This column is essentially self-serving and egotistical. I'm not writing about an important political issue or a valid campus concern. I'm writing because I was able to rush the field Saturday at the football game and now my college experience is complete. Until now, the approaching completion of my 120 credits hung like a court date circled on the calendar. I felt I had not "done it all." Now I am content and can move onto whatever comes next.
During my college search, I narrowed my options down to the University of w and UConn. My aversion toward attending my state school, being from New Haven, mirrored the reasoning used by anyone who had attended a marginally-big high school: because 'everybody' goes there and I wanted something different - that, and I didn't like the notion of my parents popping in weekly if I was so close to home. It's also the reason I didn't go to Yale. I've come to realize parents are fired up to get rid of their graduating high school senior far too readily. Their mock anguish exists only to saddle with the obligation to buy them nice things when they become successful.
I went on my college visit to Vermont with the latent intention of making it my final choice. Anything I found attractive about the school, I would have overrated. Any deficiencies, I would have depreciated. "Oh, it's overrun by smelly hippies? I heard they were easy-going people."
Upon arriving at the school, I gave the town a cursory glance and started in search of the football stadium - a staple of every college tour assessment. Upon being notified by a confused undergraduate that the football stadium we were trying to find didn't exist, my college decision was made. It was one of those deal-breakers that wasn't dismissible: like a girl telling you she's really into "Saw III" or a guy canceling a first date an hour before he's supposed to cook for a girl because he "just doesn't feel like it."
So Storrs it was and it proved to be a good time to jump on the Huskies' bandwagon. The team moved up to Division I-A in 2000 and has had one of the swiftest rises to prominence in football history. They attracted the interest of a major conference - the Big East - by 2002, had joined that conference by 2004 and were awarded a bowl invitation in their first year in the conference - an impressively fast growth spurt on anyone's chart. Still, while they hovered on the edge of college football's upper echelon, they still hadn't made that prized kill; they weren't yet "made men."
As Hunter S. Thompson once professed "The Edge ... there is no honest way to explain it because the only people who really know where it is are the ones who have gone over."

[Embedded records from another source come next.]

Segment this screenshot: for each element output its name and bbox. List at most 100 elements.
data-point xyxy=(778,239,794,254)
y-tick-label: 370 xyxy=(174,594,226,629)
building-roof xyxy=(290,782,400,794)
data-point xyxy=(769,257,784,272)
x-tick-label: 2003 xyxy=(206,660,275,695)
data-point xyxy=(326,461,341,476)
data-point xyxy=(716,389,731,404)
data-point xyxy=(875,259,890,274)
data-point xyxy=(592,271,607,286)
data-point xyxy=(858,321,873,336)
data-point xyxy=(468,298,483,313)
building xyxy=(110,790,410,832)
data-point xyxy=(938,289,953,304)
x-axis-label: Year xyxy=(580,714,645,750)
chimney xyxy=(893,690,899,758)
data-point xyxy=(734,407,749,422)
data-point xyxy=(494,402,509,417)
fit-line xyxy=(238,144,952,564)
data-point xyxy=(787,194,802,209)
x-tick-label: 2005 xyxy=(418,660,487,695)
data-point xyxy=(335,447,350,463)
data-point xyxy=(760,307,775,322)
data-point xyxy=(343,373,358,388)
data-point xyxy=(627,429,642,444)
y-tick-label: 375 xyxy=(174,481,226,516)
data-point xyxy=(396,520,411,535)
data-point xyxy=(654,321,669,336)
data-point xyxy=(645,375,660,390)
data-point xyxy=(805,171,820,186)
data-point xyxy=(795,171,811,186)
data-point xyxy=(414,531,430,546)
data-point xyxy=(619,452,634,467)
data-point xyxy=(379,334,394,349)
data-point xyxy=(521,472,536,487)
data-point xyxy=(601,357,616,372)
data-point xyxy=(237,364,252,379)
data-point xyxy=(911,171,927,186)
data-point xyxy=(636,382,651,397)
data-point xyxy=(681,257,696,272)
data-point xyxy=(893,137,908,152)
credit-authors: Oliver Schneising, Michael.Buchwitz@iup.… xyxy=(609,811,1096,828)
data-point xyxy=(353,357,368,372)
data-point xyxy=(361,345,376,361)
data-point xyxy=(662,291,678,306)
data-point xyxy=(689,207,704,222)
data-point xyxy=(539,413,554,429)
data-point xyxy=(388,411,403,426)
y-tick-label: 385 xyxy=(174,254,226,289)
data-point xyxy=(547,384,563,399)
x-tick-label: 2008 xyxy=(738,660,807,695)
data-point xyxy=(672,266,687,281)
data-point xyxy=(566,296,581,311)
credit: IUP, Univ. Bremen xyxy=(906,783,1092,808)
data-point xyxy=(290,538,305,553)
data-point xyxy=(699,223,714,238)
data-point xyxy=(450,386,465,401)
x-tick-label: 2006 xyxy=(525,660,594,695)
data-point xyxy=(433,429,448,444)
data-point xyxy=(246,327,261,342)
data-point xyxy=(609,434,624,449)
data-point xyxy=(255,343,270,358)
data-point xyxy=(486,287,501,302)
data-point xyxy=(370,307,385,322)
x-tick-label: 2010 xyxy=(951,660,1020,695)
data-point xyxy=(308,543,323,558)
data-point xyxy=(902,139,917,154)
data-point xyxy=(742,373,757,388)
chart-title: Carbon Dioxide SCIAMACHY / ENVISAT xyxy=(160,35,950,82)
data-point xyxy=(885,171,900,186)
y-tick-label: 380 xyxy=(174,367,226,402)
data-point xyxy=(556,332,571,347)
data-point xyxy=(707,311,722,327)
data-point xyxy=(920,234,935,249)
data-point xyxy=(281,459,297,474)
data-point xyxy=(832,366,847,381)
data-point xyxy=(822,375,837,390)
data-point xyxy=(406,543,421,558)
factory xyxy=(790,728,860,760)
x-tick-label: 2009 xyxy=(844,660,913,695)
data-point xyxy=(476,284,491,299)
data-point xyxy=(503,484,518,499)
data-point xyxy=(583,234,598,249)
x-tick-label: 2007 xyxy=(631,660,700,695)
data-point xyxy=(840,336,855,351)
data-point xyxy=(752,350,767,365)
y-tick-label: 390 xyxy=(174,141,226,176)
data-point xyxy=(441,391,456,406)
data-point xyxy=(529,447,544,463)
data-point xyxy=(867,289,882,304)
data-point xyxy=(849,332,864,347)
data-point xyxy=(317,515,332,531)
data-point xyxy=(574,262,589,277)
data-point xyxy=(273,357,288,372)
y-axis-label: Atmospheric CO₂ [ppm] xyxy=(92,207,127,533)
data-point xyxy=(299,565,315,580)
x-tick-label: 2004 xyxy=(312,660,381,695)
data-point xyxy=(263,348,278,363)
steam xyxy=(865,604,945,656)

The Huskies went over that edge when they toppled No. 11-ranked South Florida Saturday. I went over that edge when I vaulted 10 feet over a 300 pound, steroid-addled security guard who had a scared freshman in a full nelson. The energy in the stands was palpable. Strangers were high-fiving and cracking jokes and making sure their neighbor would give them a boost onto the wall. A heavy rain has a harmonious effect on a group and probably also accounts for part of the reason the squad pulled off these last two wins. In sports it's said that weather is the great equalizer and it definitely did its part in minimizing the handicap caused by the team's usually-inferior speed. But the effect of the crowd also can't be dismissed. These past two weeks were a statement. The Huskies, like true alpha-dogs, marked their territory. The Rent (Rentschler Field) is officially a war zone, an unstable environment for opposing forces.
The game ended in the fashion of all memorable upsets, with a conclusion that had fans delirious with anticipation and with a nervous, "what's going to happen next?" feeling. The crowd descended onto the field with a mob mentality. This was my moment. I started towards the front, shoving people out of the way like a self-indulgent passenger of the Titanic trying to get to a life boat. The sight of the security guard grabbing students by the chest only reminded me to, in the words of Van Halen, "hit the ground running."
Let's face it - aside from capsizing the goal posts, the actual rushing of the field is just a glorified exercise in insanity. After about age six or seven it stops being socially acceptable to jump around screaming in joy.
But the sense of achievement doesn't derive from the actual act but rather the significance of the occasion. The football team has finally stepped onto the national stage. They earned their first-ever ranking in the respected polls - at least all that lobster those players are being fed at their fancy new facility now seems justified for the time being - and I got to rush the field. Now I'm okay with wrapping up my stay on this farmland, although that's probably only for the time being.